1993) (under state pleading standard the allegation that defendant “consciously and knowingly” dumped PCBs and toxic chemicals with knowledge of the danger to another’s health and property sustained a request for punitive damages to survive a motion to dismiss).

As to Moonlight, the complaint says the company, as an employer under the Federal Motor Carrier Safety Regulations, was required to train and qualify its driver and ensure that he observed regulatory requirements. The complaint alleges that Moonlight had the duty to inspect and maintain its vehicles and otherwise to implement necessary management controls for the safe operation of its vehicles, but that it failed to ensure its semi and driver complied with federal and state laws and regulations. The complaint says Moonlight drivers were deemed out of service at measurably higher rates as compared to the national average.

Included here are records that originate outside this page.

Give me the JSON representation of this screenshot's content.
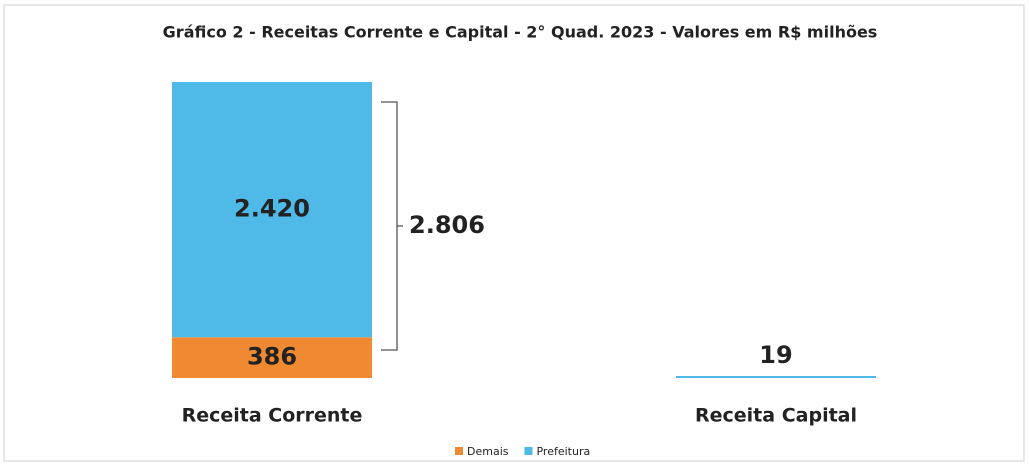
{
  "chart_data": {
    "type": "stacked-bar",
    "title": "Gráfico 2 - Receitas Corrente e Capital - 2° Quad. 2023 - Valores em R$ milhões",
    "categories": [
      "Receita Corrente",
      "Receita Capital"
    ],
    "series": [
      {
        "name": "Demais",
        "color": "#f08a32",
        "values": [
          386,
          null
        ],
        "value_labels": [
          "386",
          null
        ]
      },
      {
        "name": "Prefeitura",
        "color": "#4fb9e8",
        "values": [
          2420,
          19
        ],
        "value_labels": [
          "2.420",
          "19"
        ]
      }
    ],
    "annotations": [
      {
        "value": 2806,
        "label": "2.806"
      }
    ],
    "legend": "bottom"
  }
}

An employer may be liable for punitive damages upon a showing of willful and wanton misconduct. See Orkin, 486 N.E.2d at 1023. Accepting the complaint’s allegations as true, the court cannot say there is a plausible basis for calling Moonlight’s employment or retention of Mr. Wayne or its maintenance of the semi willful or wanton. Although the complaint alleges that Moonlight’s drivers were deemed out of service at a rate over three times the national average, it says nothing of Mr. Wayne’s history of being deemed out of service (whether he fits within or without this statistic), nor anything about any previous accidents, traffic violations, performance issues, or discipline by the company. It says nothing about any issues with the semi. No facts support a plausible conclusion that Moonlight consciously disregarded knowledge that Mr. Wayne or his vehicle were a danger to others on the road so as to support punitive damages. Accordingly, the complaint doesn’t state a plausible claim for punitive damages against Moonlight.

Finally, the Lengachers request leave to amend their complaint. The defendants do not oppose this request in reply. Under Fed. R. Civ. P. 15(a)(2), the “court should freely give leave [to amend] when justice so requires.” Leave to amend is appropriate here.

CONCLUSION

*4 Accordingly, the court GRANTS IN PART the motion for judgment on the pleadings and DISMISSES count 3 and the request for punitive damages against Moonlight only [6]. To the extent the Lengachers assert a separate cause of action for punitive damages, the court DISMISSES that as a claim and CONVERTS such a request to part of the prayer for relief. The court AFFORDS the Lengachers leave to amend their complaint by March 14, 2024.

SO ORDERED.

February 22, 2024 s/ Damon R. Leichty

Judge, United States District Court

All Citations

Footnotes

  1. Aware of cases that still recite a pre-Twombly standard for Rule 12(c) motions (likewise the old standard for Rule 12(b)(6) motions), the court prefers the modern and prevailing understanding of the standard. Compare Bishop v. Air Line Pilots Ass’n, Int’l, 900 F.3d 388, 397 (7th Cir. 2018), with Denan v. Trans Union LLC, 959 F.3d 290, 293 (7th Cir. 2020) (citing a standard that traced through separate cases dates back to 1998 and before Twombly in 2007).